Forged Prescriptions was a giant part of the creation of Secret Colours. It was the first record that all our original members sort of bonded over. It laid the foundation of the style of music Secret Colours played. The song “Walking With Jesus” in particular. It’s a simple enough two chord jam of G and C that we could mess around with for hours. It was also a song we could play live out of the blue, changing only the dynamics and the vocals to the guitar solo back to vocals. I guess you could say it was our anthem for the first two years of our band’s career. Besides “Walking With Jesus,” we loved all the raw sounding guitar tones and organ tones scattered all over the record. We try emulating them and the style of playing them in our own way, especially on our first record on songs like “Some Might Say” and “Sea.” Even our 1st Albums artwork reflects that record. The dress on the cover has the same pattern as the wallpaper on the Forged Prescriptions cover. I think that pretty much says it all right there.
Eric Hehr (Bass):
Since I play bass in Secret Colours, I figured I’d pick an album that has influenced my bass playing, as well as a go-to reference point for my bass tone. It didn’t take very long to decide that Nancy Sinatra’s 1966 debut full length Boots would be my contribution to this On Deck feature.
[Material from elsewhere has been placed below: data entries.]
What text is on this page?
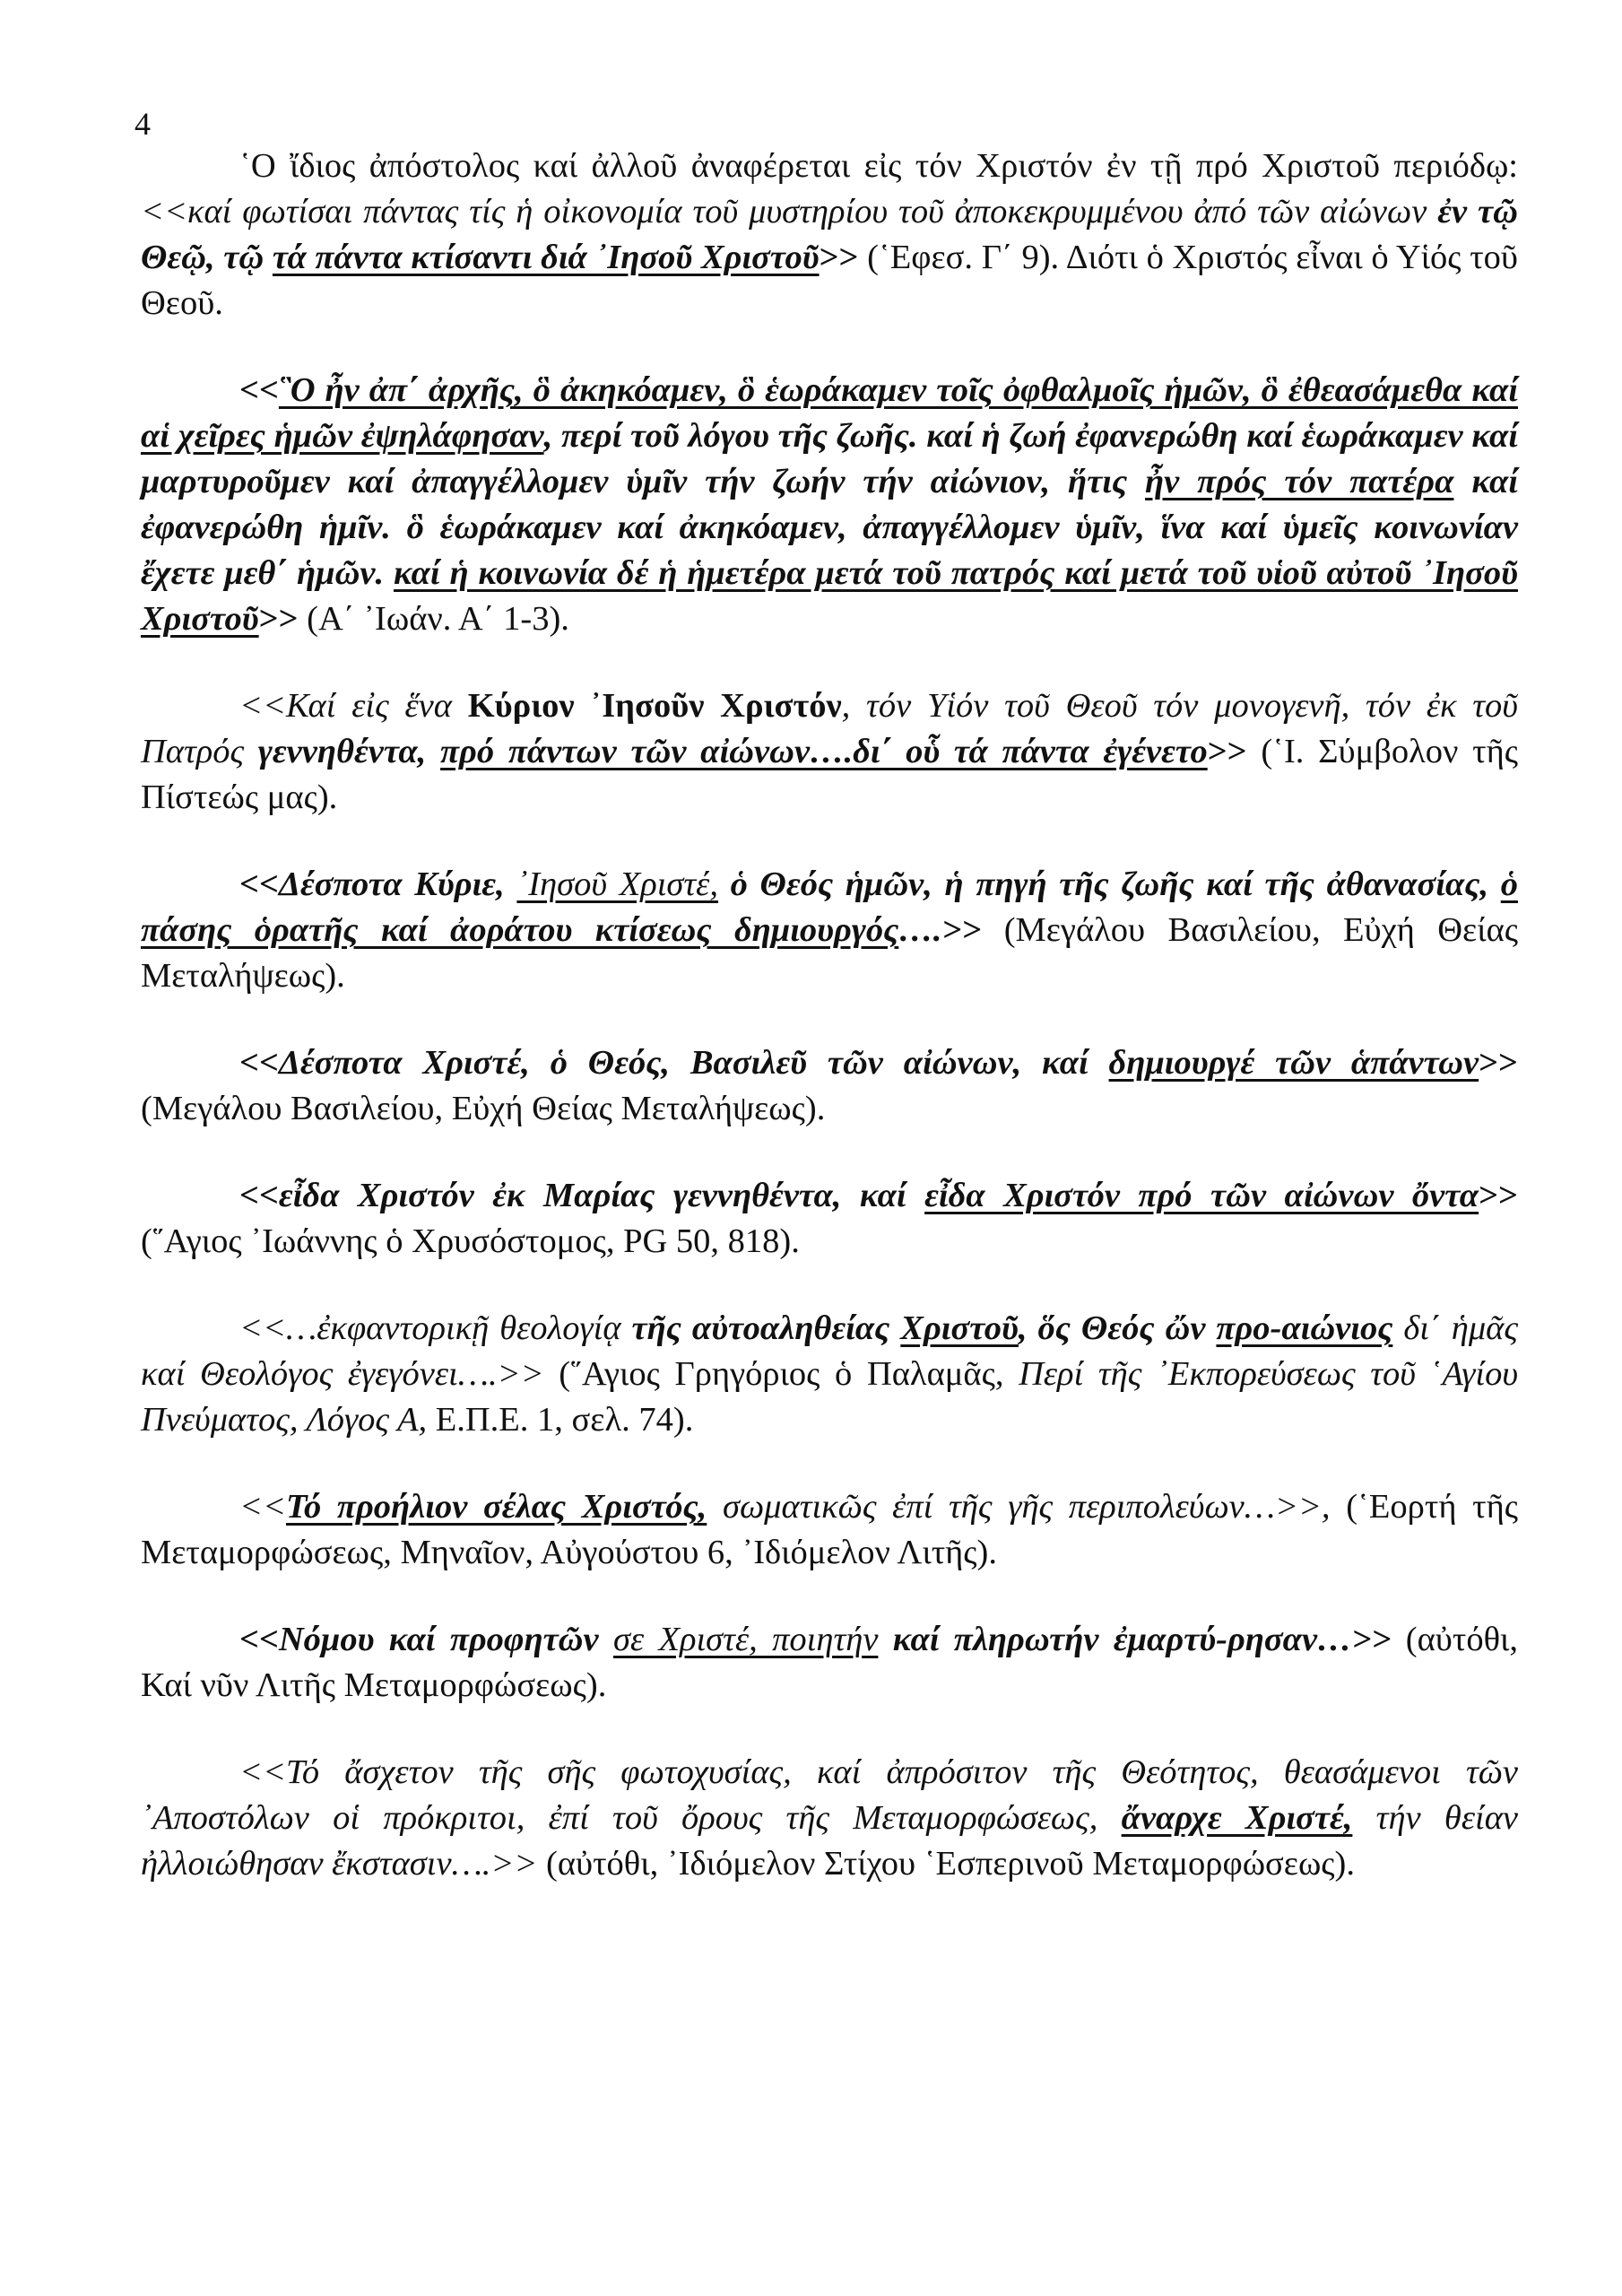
4

῾Ο ἴδιος ἀπόστολος καί ἀλλοῦ ἀναφέρεται εἰς τόν Χριστόν ἐν τῇ πρό Χριστοῦ περιόδῳ: <<καί φωτίσαι πάντας τίς ἡ οἰκονομία τοῦ μυστηρίου τοῦ ἀποκεκρυμμένου ἀπό τῶν αἰώνων ἐν τῷ Θεῷ, τῷ τά πάντα κτίσαντι διά ᾿Ιησοῦ Χριστοῦ>> (῾Εφεσ. Γ΄ 9). Διότι ὁ Χριστός εἶναι ὁ Υἱός τοῦ Θεοῦ.

<<῝Ο ἦν ἀπ΄ ἀρχῆς, ὃ ἀκηκόαμεν, ὃ ἑωράκαμεν τοῖς ὀφθαλμοῖς ἡμῶν, ὃ ἐθεασάμεθα καί αἱ χεῖρες ἡμῶν ἐψηλάφησαν, περί τοῦ λόγου τῆς ζωῆς. καί ἡ ζωή ἐφανερώθη καί ἑωράκαμεν καί μαρτυροῦμεν καί ἀπαγγέλλομεν ὑμῖν τήν ζωήν τήν αἰώνιον, ἥτις ἦν πρός τόν πατέρα καί ἐφανερώθη ἡμῖν. ὃ ἑωράκαμεν καί ἀκηκόαμεν, ἀπαγγέλλομεν ὑμῖν, ἵνα καί ὑμεῖς κοινωνίαν ἔχετε μεθ΄ ἡμῶν. καί ἡ κοινωνία δέ ἡ ἡμετέρα μετά τοῦ πατρός καί μετά τοῦ υἱοῦ αὐτοῦ ᾿Ιησοῦ Χριστοῦ>> (Α΄ ᾿Ιωάν. Α΄ 1-3).

<<Καί εἰς ἕνα Κύριον ᾿Ιησοῦν Χριστόν, τόν Υἱόν τοῦ Θεοῦ τόν μονογενῆ, τόν ἐκ τοῦ Πατρός γεννηθέντα, πρό πάντων τῶν αἰώνων….δι΄ οὗ τά πάντα ἐγένετο>> (῾Ι. Σύμβολον τῆς Πίστεώς μας).

<<Δέσποτα Κύριε, ᾿Ιησοῦ Χριστέ, ὁ Θεός ἡμῶν, ἡ πηγή τῆς ζωῆς καί τῆς ἀθανασίας, ὁ πάσης ὁρατῆς καί ἀοράτου κτίσεως δημιουργός….>> (Μεγάλου Βασιλείου, Εὐχή Θείας Μεταλήψεως).

<<Δέσποτα Χριστέ, ὁ Θεός, Βασιλεῦ τῶν αἰώνων, καί δημιουργέ τῶν ἁπάντων>> (Μεγάλου Βασιλείου, Εὐχή Θείας Μεταλήψεως).

<<εἶδα Χριστόν ἐκ Μαρίας γεννηθέντα, καί εἶδα Χριστόν πρό τῶν αἰώνων ὄντα>> (῞Αγιος ᾿Ιωάννης ὁ Χρυσόστομος, PG 50, 818).

<<…ἐκφαντορικῇ θεολογίᾳ τῆς αὐτοαληθείας Χριστοῦ, ὅς Θεός ὤν προ-αιώνιος δι΄ ἡμᾶς καί Θεολόγος ἐγεγόνει….>> (῞Αγιος Γρηγόριος ὁ Παλαμᾶς, Περί τῆς ᾿Εκπορεύσεως τοῦ ῾Αγίου Πνεύματος, Λόγος Α, Ε.Π.Ε. 1, σελ. 74).

<<Τό προήλιον σέλας Χριστός, σωματικῶς ἐπί τῆς γῆς περιπολεύων…>>, (῾Εορτή τῆς Μεταμορφώσεως, Μηναῖον, Αὐγούστου 6, ᾿Ιδιόμελον Λιτῆς).

<<Νόμου καί προφητῶν σε Χριστέ, ποιητήν καί πληρωτήν ἐμαρτύ-ρησαν…>> (αὐτόθι, Καί νῦν Λιτῆς Μεταμορφώσεως).

<<Τό ἄσχετον τῆς σῆς φωτοχυσίας, καί ἀπρόσιτον τῆς Θεότητος, θεασάμενοι τῶν ᾿Αποστόλων οἱ πρόκριτοι, ἐπί τοῦ ὄρους τῆς Μεταμορφώσεως, ἄναρχε Χριστέ, τήν θείαν ἠλλοιώθησαν ἔκστασιν….>> (αὐτόθι, ᾿Ιδιόμελον Στίχου ῾Εσπερινοῦ Μεταμορφώσεως).
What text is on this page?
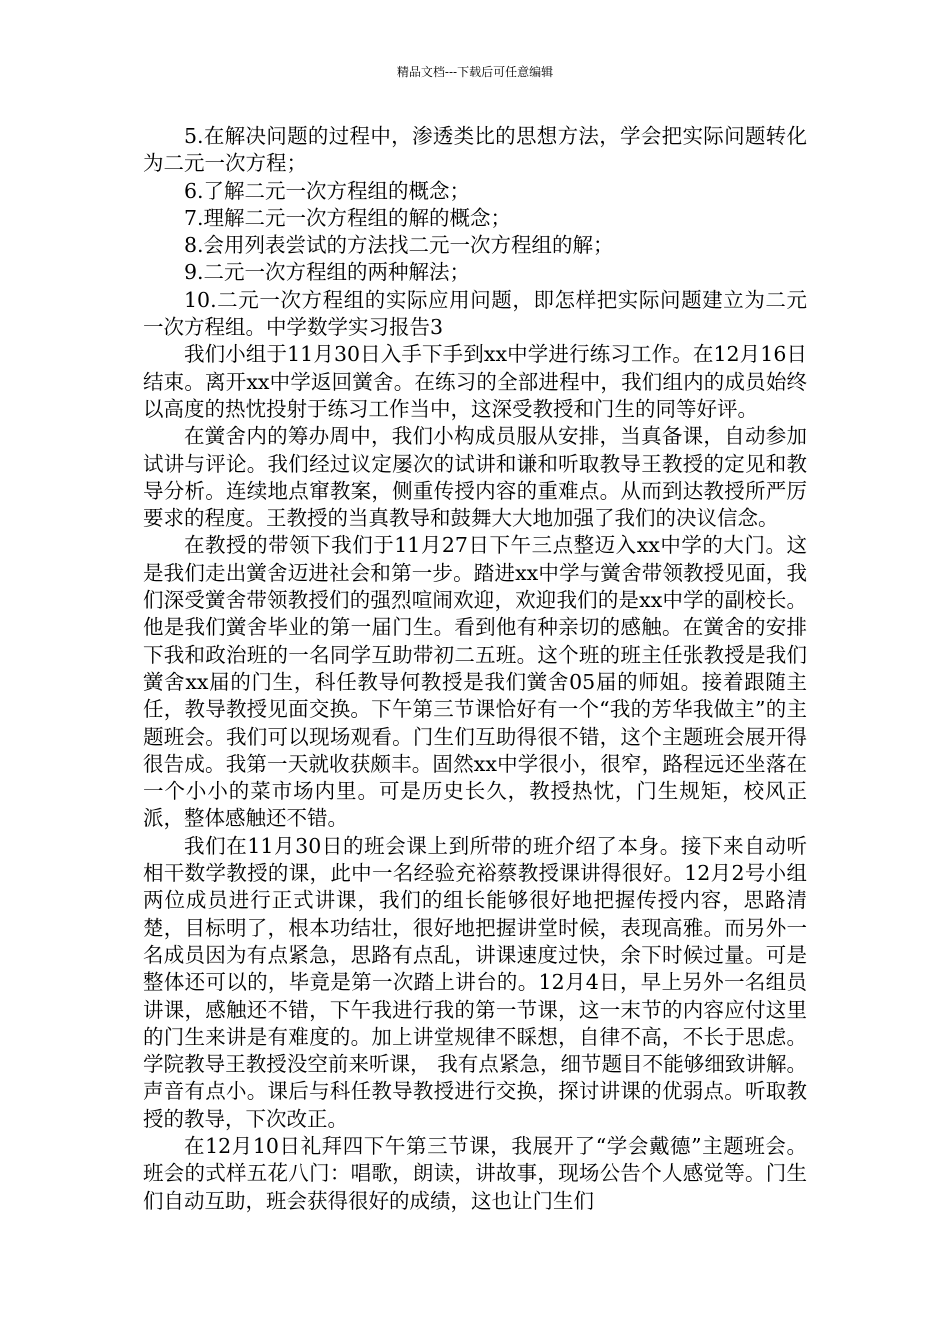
精品文档---下载后可任意编辑

5.在解决问题的过程中，渗透类比的思想方法，学会把实际问题转化为二元一次方程；

6.了解二元一次方程组的概念；

7.理解二元一次方程组的解的概念；

8.会用列表尝试的方法找二元一次方程组的解；

9.二元一次方程组的两种解法；

10.二元一次方程组的实际应用问题，即怎样把实际问题建立为二元一次方程组。中学数学实习报告3

我们小组于11月30日入手下手到xx中学进行练习工作。在12月16日结束。离开xx中学返回黉舍。在练习的全部进程中，我们组内的成员始终以高度的热忱投射于练习工作当中，这深受教授和门生的同等好评。

在黉舍内的筹办周中，我们小构成员服从安排，当真备课，自动参加试讲与评论。我们经过议定屡次的试讲和谦和听取教导王教授的定见和教导分析。连续地点窜教案，侧重传授内容的重难点。从而到达教授所严厉要求的程度。王教授的当真教导和鼓舞大大地加强了我们的决议信念。

在教授的带领下我们于11月27日下午三点整迈入xx中学的大门。这是我们走出黉舍迈进社会和第一步。踏进xx中学与黉舍带领教授见面，我们深受黉舍带领教授们的强烈喧闹欢迎，欢迎我们的是xx中学的副校长。他是我们黉舍毕业的第一届门生。看到他有种亲切的感触。在黉舍的安排下我和政治班的一名同学互助带初二五班。这个班的班主任张教授是我们黉舍xx届的门生，科任教导何教授是我们黉舍05届的师姐。接着跟随主任，教导教授见面交换。下午第三节课恰好有一个“我的芳华我做主”的主题班会。我们可以现场观看。门生们互助得很不错，这个主题班会展开得很告成。我第一天就收获颇丰。固然xx中学很小，很窄，路程远还坐落在一个小小的菜市场内里。可是历史长久，教授热忱，门生规矩，校风正派，整体感触还不错。

我们在11月30日的班会课上到所带的班介绍了本身。接下来自动听相干数学教授的课，此中一名经验充裕蔡教授课讲得很好。12月2号小组两位成员进行正式讲课，我们的组长能够很好地把握传授内容，思路清楚，目标明了，根本功结壮，很好地把握讲堂时候，表现高雅。而另外一名成员因为有点紧急，思路有点乱，讲课速度过快，余下时候过量。可是整体还可以的，毕竟是第一次踏上讲台的。12月4日，早上另外一名组员讲课，感触还不错，下午我进行我的第一节课，这一末节的内容应付这里的门生来讲是有难度的。加上讲堂规律不睬想，自律不高，不长于思虑。学院教导王教授没空前来听课， 我有点紧急，细节题目不能够细致讲解。声音有点小。课后与科任教导教授进行交换，探讨讲课的优弱点。听取教授的教导，下次改正。

在12月10日礼拜四下午第三节课，我展开了“学会戴德”主题班会。班会的式样五花八门：唱歌，朗读，讲故事，现场公告个人感觉等。门生们自动互助，班会获得很好的成绩，这也让门生们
Apart from the bass (which was performed by Carol Kaye), the album is a 60’s pop goldmine. It disguises a lot of unconventional avant-garde techniques as effortless pop tunes. It also host an impressive cast of pop royalty: Lee Hazelwood produced, Billy Strange arranged, and The Wrecking crew performed.
Back to the bass! The song in specific that always blows me away is “These Boots Are Made For Walking.” Apart from being a classic novelty of pop music (Hazelwood told Sinatra to sing the song as if she was “a sixteen year old girl who liked fucking truck drivers”), it’s a classic example of why Carol Kaye has recorded on over 10,000 sessions in her career. She serves the song, keeps it straight forward, and doesn’t do anything flashy – yet she manages to steal the show. On this specific recording, she used a Fender P-Bass with flat-wounds – heavily muted and with a thick old pick. The electric bass track was doubled with an upright bass, played by Chuck Berghofer. Apparently, Nancy Sinatra was a big fan of double bass on her tracks, and Strange adjusted the arrangement to enhance the use of such heavy bass.
We recently recorded a new single, and the two recordings I referenced for the bass were “I’m Your Man” by Bobby Taylor & The Vancouver’s and “These Boots Are Made For Walkin” by Nancy Sinatra. I have a 1976 4001 Rickenbacker that I put flat-wounds on, rolled off the tone, and cranked the neck pickup. I doubled my Ric track note for note with a mock Fender VI bass with a bit of verb on it. It doesn’t sound nearly as rad as Carol Kaye on those Nancy Sinatra or Beach Boys albums, but it sounds pretty fucking cool.
Secret Colours’ latest album, Peach, is out now.